A quanto pare mi ritroverò presto senza un lavoro. In aeroporto non fanno che circolare voci sinistre su quanto l'azienda sia in crisi e quanto possibile sia l'eventualità di essere richiamati per un nuovo contratto fra mesi o non essere richiamati affatto. E a me il 30 novembre mi scadrà finalmente questo infinito contratto di 10 mesi,e dopo? A quanto pare mi attende il nulla! Se sto svariati mesi senza lavorare è la fine,dato che le mie finanze già dichiarano bancarotta,se non mi richiamano proprio più è peggio! E io non possooooo! I miei non mi mantengono manco per un cazzo e io sono troppo abituato alla vita da signorotto,al solo pensiero di non avere almeno 1200 euro al mese da spendere in stronzate mi viene da piangere. Magari la situazione si risolverà e mi richiameranno subito (e io mi dispererò ugualmente perchè ho bisogno di almeno un mese di totale fancazzismo per riprendermi da tutto) ma se è vero che l'ottimismo è il sale della vita, ovvero è una manciata di sale gettata proprio negli occhi che ti brucia e ti fa bestemmiare, mi sembra chiaro che devo adoprarmi nella ricerca di un nuovo lavoro. L'unico problema è il seguente: che cazzo di lavoro posso fareeee! Ho un modesto diploma di liceo linguistico,e sono ormai ufficialmente al primo anno fuori corso di lettere,quindi non posso di certo contare sui miei studi. E non so fare un cazzooooo! Voglio andare a fare il commesso in qualche negozio fashion,si! -_- Già mi vedo che percorro la buia strada della povertà,ahimè,non voglio pensare a quali altre atroci sofferenze abbia in serbo per me il destino.
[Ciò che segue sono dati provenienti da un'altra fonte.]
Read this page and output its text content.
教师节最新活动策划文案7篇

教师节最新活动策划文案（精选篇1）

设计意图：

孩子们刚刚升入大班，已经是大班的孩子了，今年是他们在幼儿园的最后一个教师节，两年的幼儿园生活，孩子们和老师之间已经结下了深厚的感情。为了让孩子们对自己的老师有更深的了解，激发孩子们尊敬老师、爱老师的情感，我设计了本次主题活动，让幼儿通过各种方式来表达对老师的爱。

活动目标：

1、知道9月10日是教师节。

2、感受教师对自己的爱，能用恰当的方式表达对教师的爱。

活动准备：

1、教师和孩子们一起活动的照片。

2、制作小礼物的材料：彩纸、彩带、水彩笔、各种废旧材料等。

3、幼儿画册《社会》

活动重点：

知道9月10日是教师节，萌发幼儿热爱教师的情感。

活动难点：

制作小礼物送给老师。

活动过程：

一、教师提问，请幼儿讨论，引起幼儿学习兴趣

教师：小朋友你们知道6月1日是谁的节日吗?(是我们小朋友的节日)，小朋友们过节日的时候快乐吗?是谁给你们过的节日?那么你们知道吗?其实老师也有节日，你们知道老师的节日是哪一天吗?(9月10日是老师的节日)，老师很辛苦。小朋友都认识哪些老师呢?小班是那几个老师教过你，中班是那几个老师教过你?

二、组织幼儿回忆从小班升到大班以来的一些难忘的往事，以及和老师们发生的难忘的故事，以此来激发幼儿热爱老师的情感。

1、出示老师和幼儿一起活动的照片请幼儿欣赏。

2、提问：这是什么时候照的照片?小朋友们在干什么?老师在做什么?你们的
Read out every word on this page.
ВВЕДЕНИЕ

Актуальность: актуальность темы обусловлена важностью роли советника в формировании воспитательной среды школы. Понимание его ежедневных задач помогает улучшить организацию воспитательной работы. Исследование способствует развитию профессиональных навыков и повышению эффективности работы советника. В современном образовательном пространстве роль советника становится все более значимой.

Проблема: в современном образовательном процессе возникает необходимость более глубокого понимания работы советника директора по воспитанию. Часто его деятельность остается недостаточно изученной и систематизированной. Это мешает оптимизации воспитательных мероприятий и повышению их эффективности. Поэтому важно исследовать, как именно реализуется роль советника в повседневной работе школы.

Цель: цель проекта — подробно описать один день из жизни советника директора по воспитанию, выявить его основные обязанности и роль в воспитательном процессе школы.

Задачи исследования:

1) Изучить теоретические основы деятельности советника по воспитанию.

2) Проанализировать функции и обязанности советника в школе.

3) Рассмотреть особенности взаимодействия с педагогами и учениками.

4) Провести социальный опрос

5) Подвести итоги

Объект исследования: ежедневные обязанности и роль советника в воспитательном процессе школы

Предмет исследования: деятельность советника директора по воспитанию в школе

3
Il 15 dicembre vado al concerto delle spice girls a londra. Non posso mancare ad un simile evento,sono pur sempre il gruppo che ha segnato la mia infanzia,cazzo! E io devo essere lì, a piangere per viva forever e a shakerare il culetto con spice up your life. Lo devo al bambino in me che non ha mai accettato che geri avesse abbandonato il gruppo. Ahahahahaha! Ahahahahaha! Ahahahahaha!

Ok,vado a sentire i carmina burana.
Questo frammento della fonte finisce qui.